0

I'm running the following pig but I"m getting an ERROR 1066: Unable to open iterator for alias H.

A = LOAD 'hdfs:/home/ubuntu/pigtest/Master.csv' USING PigStorage(',');
B = FOREACH A GENERATE $0 AS id, $13 AS first, $14 AS last, $18 AS bats, $2 AS birthMonth,$7 AS deathYear;
C = FILTER B BY birthMonth==10 and deathYear==2011 and bats=='R';
D = LOAD 'hdfs:/home/ubuntu/pigtest/Batting.csv' USING PigStorage(',');
E = FOREACH D GENERATE $0 AS id, $7 AS hits;
F = JOIN E BY id, C BY id;
G = GROUP F BY E.id;
H = FOREACH G GENERATE $0, SUM($1.hits);
DUMP H;

When I describe G, I get:

G: {group: bytearray,F: {(E::id: bytearray,E::hits: int,C::id:bytearray,
    C::first: bytearray,C::last: bytearray,C::bats:bytearray,
    C::birthMonth: byetarray,C::deathYear: bytearray)}}

I've tried a ton of things inside of the SUM() function: F:hits, F.hits, F.E.hits, E.hits, E:hits but I don't know how I'm supposed to reference the tuple within the bag.

Thanks for ideas.

sisdog
  • 2,522
  • 2
  • 24
  • 47

2 Answers2

1

I suggest you try this (Haven't tried practicals) :

A = LOAD 'hdfs:/home/ubuntu/pigtest/Master.csv' USING PigStorage(',');
B = FOREACH A GENERATE $0 AS id, $13 AS first, $14 AS last, $18 AS bats, $2 AS birthMonth,$7 AS deathYear;
C = FILTER B BY birthMonth==10 and deathYear==2011 and bats=='R';
D = LOAD 'hdfs:/home/ubuntu/pigtest/Batting.csv' USING PigStorage(',');
E = FOREACH D GENERATE $0 AS id, $7 AS hits;
F = JOIN E BY id, C BY id; 
----- Try generating the columns you need and try DUMP to see if output 
F1 = FOREACH F GENERATE E::id  as id, E::hits as hits;
G = GROUP F1 BY id;
H = FOREACH G GENERATE FLATTEN(group) as ID , SUM(F1.hits);
DUMP H;

Notice H = FOREACH G GENERATE FLATTEN(group) as ID , SUM(F1.hits); That's error in your code.

San
  • 161
  • 2
  • 13
  • Thanks @Sandesh.
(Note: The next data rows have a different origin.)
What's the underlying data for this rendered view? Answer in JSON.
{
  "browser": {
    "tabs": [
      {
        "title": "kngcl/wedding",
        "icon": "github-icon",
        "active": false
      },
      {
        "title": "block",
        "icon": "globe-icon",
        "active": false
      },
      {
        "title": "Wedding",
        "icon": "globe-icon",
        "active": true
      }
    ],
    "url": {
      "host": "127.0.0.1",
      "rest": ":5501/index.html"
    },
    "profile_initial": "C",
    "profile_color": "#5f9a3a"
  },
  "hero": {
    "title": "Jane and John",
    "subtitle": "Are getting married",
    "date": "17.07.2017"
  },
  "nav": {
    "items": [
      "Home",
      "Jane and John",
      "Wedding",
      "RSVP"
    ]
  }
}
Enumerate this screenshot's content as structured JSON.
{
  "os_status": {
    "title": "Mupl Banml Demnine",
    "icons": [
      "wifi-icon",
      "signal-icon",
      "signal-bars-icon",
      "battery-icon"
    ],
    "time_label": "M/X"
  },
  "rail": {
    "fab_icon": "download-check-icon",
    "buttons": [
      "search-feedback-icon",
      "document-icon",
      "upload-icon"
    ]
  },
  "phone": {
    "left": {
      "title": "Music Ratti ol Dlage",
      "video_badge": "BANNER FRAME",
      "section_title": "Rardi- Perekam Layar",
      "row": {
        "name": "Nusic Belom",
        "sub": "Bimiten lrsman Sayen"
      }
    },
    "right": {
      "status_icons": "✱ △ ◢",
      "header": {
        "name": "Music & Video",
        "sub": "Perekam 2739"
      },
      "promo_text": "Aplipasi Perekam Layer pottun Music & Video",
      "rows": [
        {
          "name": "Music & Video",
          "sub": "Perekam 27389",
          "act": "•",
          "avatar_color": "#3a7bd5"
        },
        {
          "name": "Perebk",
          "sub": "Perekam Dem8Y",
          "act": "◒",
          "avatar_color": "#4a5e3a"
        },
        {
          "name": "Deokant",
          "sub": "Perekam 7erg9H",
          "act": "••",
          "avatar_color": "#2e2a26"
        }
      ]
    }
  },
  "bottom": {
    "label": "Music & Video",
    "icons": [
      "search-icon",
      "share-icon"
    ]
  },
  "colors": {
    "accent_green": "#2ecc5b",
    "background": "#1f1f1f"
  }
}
I knew that FLATTEN function must have been good for something. And I see the 1 reputation point... welcome to SO :> – sisdog Mar 24 '17 at 04:58
0

There could be a couple of reasons for this to happen:

a)The pig version being run needs to be changed. ERROR 1066: Unable to open iterator for alias - Pig
b)The values in the test data might have null values. For this try to adapt your script to a similar one below:

values = FOREACH test1 GENERATE A==''?'null':(A is null?'null':A)) as A,(B==''?'null':(B is null?'null':B)) as B,(C==''?'null':(C is null?'null':C)) as C;

This could possibly resolve the issue.

Community
  • 1
  • 1
Keshav Pradeep Ramanath
  • 1,347
  • 3
  • 21
  • 29